Рядом начинается аллея склепов. От первого почти ничего не осталось, одни железные ребра. Соседний как клетка, странное строение из сетки, похожей на дачную рабицу, — чтобы дух в неволе томился. Беспокойный, наверное, был, буйный. Третий склеп напоминает мне летающую тарелку, а Таньке — почерневшую от времени беседку.

Ротонду-НЛО увивает плеть дикой малины. К концу июля на ней созревают ягоды. Они сладкие, словно засахаренные, и слегка пьянящие.

Пробираюсь, срываю одну — и вздрагиваю от хлесткого прикосновения крапивы.

— Ты чего?

— Обожглась.

На коже волдыри. Отчаянно тру локоть.

Танька говорит, в склепах похоронены князья. Теперь не проверишь: имена стерлись от времени.
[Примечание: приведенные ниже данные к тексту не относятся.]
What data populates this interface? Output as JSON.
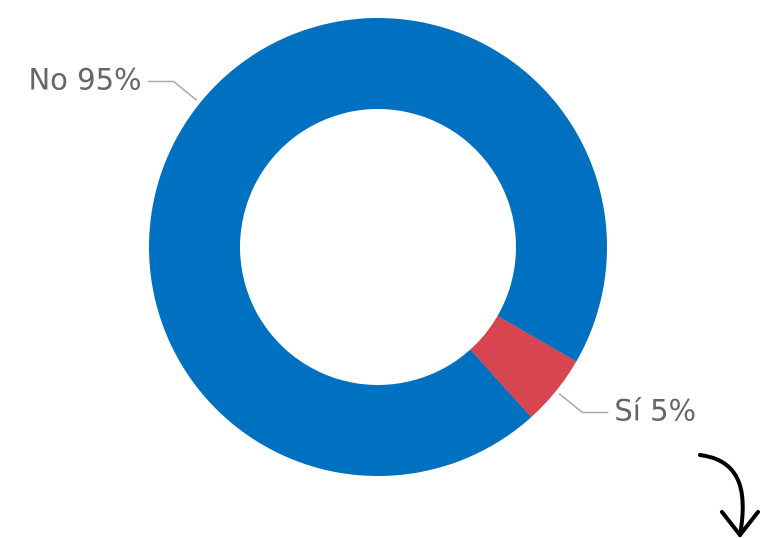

Меня всегда удивляли искусственные цветы не существующих в природе расцветок: химозно-желтые с красными сполохами тычинок, розовые вырви глаз — видимо, пытались сымитировать пионы, — истерические пунцовые… Вот грозди искусственной сирени — ветви у них ядовито-изумрудные, будто зеленкой покрашены. Их дополняют голубые гвоздики, оранжевые колокольчики, цыплячьего цвета астры.

Цветы — одежда могил, думаю я. Каждый одевает своего покойника как может. Но зачем так ярко? Что за странная мода?.. К чему мертвым это буйство красок? Зачем тащить сюда эту гадость, когда рядом в лесу столько прекрасных цветов: иван-да-марья, смолки, васильки… У нас даже подсолнухи на опушке растут. А так — издевательство одно.

С другой стороны, понятно: это мертвое, неживое. Поэтому и несут сюда. Мертвое к мертвому.

В траве заливается неведомая птица-трещотка. Где-то совсем рядом, но ее не видно.

— Ты веришь в духов?

— Верю, — отвечаю я Таньке и рассказываю, как в детстве ко мне приходил инферн.

Наш дом стоял на самом краю деревни. Вокруг — огородец в браслете кривого забора. У калитки журавль, за калиткой улица без названия, вдоль шоссе. Позади дома лес, слева кукурузное поле.

В доме одна комната и кухня — сразу при входе, стол, стулья и печь, она же стенка, тылом комнату греет. У теплого места в закутке кровати: моя, родительская. Тесно стоят, зазор меньше метра. Из кухни в комнату коридорчик, в проеме вместо двери шторка.

Ночью — с кухни шаги. Тяжелые, будто двести килограммов несут. Медленные. Гулкие. По коридору ко мне идет. Глаз приоткрыла: мама-папа лежат. А он идет!! Ближе, ближе, сейчас завернет в наш закуток. Один шаг остался.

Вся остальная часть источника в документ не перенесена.